In 1998, at The Al-Fateh Hospital in Bengali, Libya, 6 foreign medical aid workers were accused of deliberately infecting over 400 Libyan children with the HIV virus. The group consisted of a Palestinian doctor and 5 female Bulgarian nurses. At the time this seemed like rather fantastic news. A truly henious charge. Why would anyone commit an act so insanely evil?
The Libyans were outraged and there was a trial and the Tripoli 6 as they became known, were condemned to death in 2004. The parents of the children wanted justice!
But, the verdict was overturned because of international protest that the trial had been unfair.
They were held in prison all this time and there were actual confessions obtained under torture. The case became an imflamatory example of xenophobic paranoia.
The scientific community of the world began to get involved and investigate.
They found that the infections in the children were also accompanied by hepatitis B and C which were indicative of poor hygienic conditions in the hospital. They also concluded that most of the children were infected before the medical workers arrived in 1998. They also identified the HIV strain as A/G HIV-1, a highly infectious recombinant
strain found in Central West Africa.
These findings were made independantly by Luc Montagnier of the Pasteur Institute in Paris and Doctors and researchers at the Tor Vegatata University in Rome.
They were recently publiished in Nature Magazine.
This was introduced in the new trial which has been ongoing in Tripoli for the last year and a half. The Libyan court threw out thiis evidence stating that Libyan doctors had calimed to find the opposite conclusion, Luc Montagnier believes that this judgement was based on a faulty translation from English to Arab of the term recombinant, which referred to the recombination of wild viruses. The court translated it as genetically modified, implying human manipulation.
This has become a case of Libyan internal politics. It is much easier to scapegoat the foreign aid workers than to admit that there were hygiene problems in the hospital.
There could be diplomatic moves by both the United States and Europe to exert pressure on Libya to reconsider its stance and release the 6. Americas recent decision to re establish diplomatic ties with Libya and the PR value of this act in the Arab world seems to be a factor in the reluctance ot get involved. Gadaffi is treated with kid gloves by both the US and the EU.
Libya has even gone so far as to hint that it might take a cash ransom to settle the case.

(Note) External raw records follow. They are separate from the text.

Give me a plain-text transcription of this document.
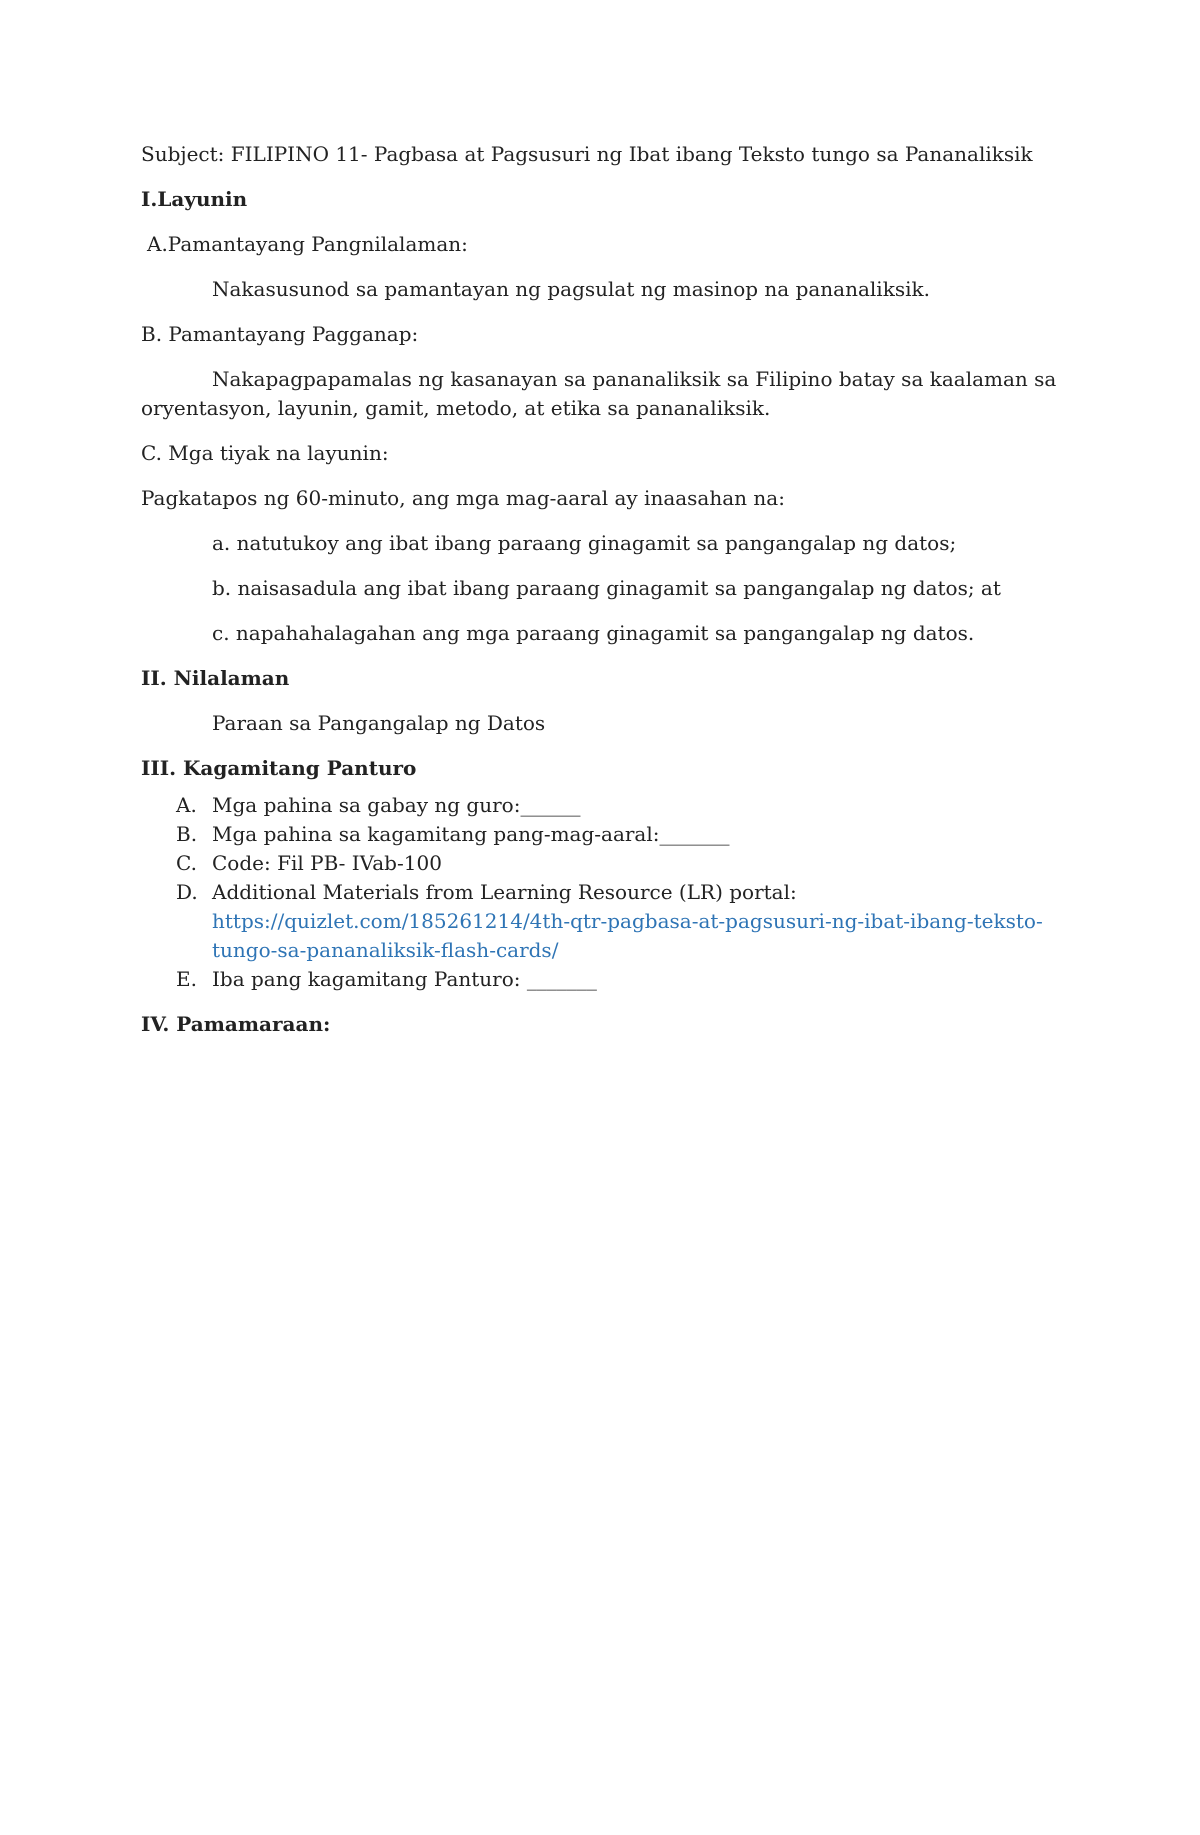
Subject: FILIPINO 11- Pagbasa at Pagsusuri ng Ibat ibang Teksto tungo sa Pananaliksik

I.Layunin

A.Pamantayang Pangnilalaman:

Nakasusunod sa pamantayan ng pagsulat ng masinop na pananaliksik.

B. Pamantayang Pagganap:

Nakapagpapamalas ng kasanayan sa pananaliksik sa Filipino batay sa kaalaman sa oryentasyon, layunin, gamit, metodo, at etika sa pananaliksik.

C. Mga tiyak na layunin:

Pagkatapos ng 60-minuto, ang mga mag-aaral ay inaasahan na:

a. natutukoy ang ibat ibang paraang ginagamit sa pangangalap ng datos;

b. naisasadula ang ibat ibang paraang ginagamit sa pangangalap ng datos; at

c. napahahalagahan ang mga paraang ginagamit sa pangangalap ng datos.

II. Nilalaman

Paraan sa Pangangalap ng Datos

III. Kagamitang Panturo

A. Mga pahina sa gabay ng guro:______
B. Mga pahina sa kagamitang pang-mag-aaral:_______
C. Code: Fil PB- IVab-100
D. Additional Materials from Learning Resource (LR) portal:
https://quizlet.com/185261214/4th-qtr-pagbasa-at-pagsusuri-ng-ibat-ibang-teksto-tungo-sa-pananaliksik-flash-cards/
E. Iba pang kagamitang Panturo: _______

IV. Pamamaraan:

The organization Lawyers Without Borders has defended the 6 for these last 6 years. The second trial has ended and sentencing is to be given on December 14th. Now is the time to find out what you can do, a letter to your congressman, the Libyan Embassy demanding that a fully independant international scientific assessment be made of how the children were contaminated. This trial has recieved very little press in the United States and asked in a recent press conference, Tony Snow seemed to not be aware of any of the facts at all.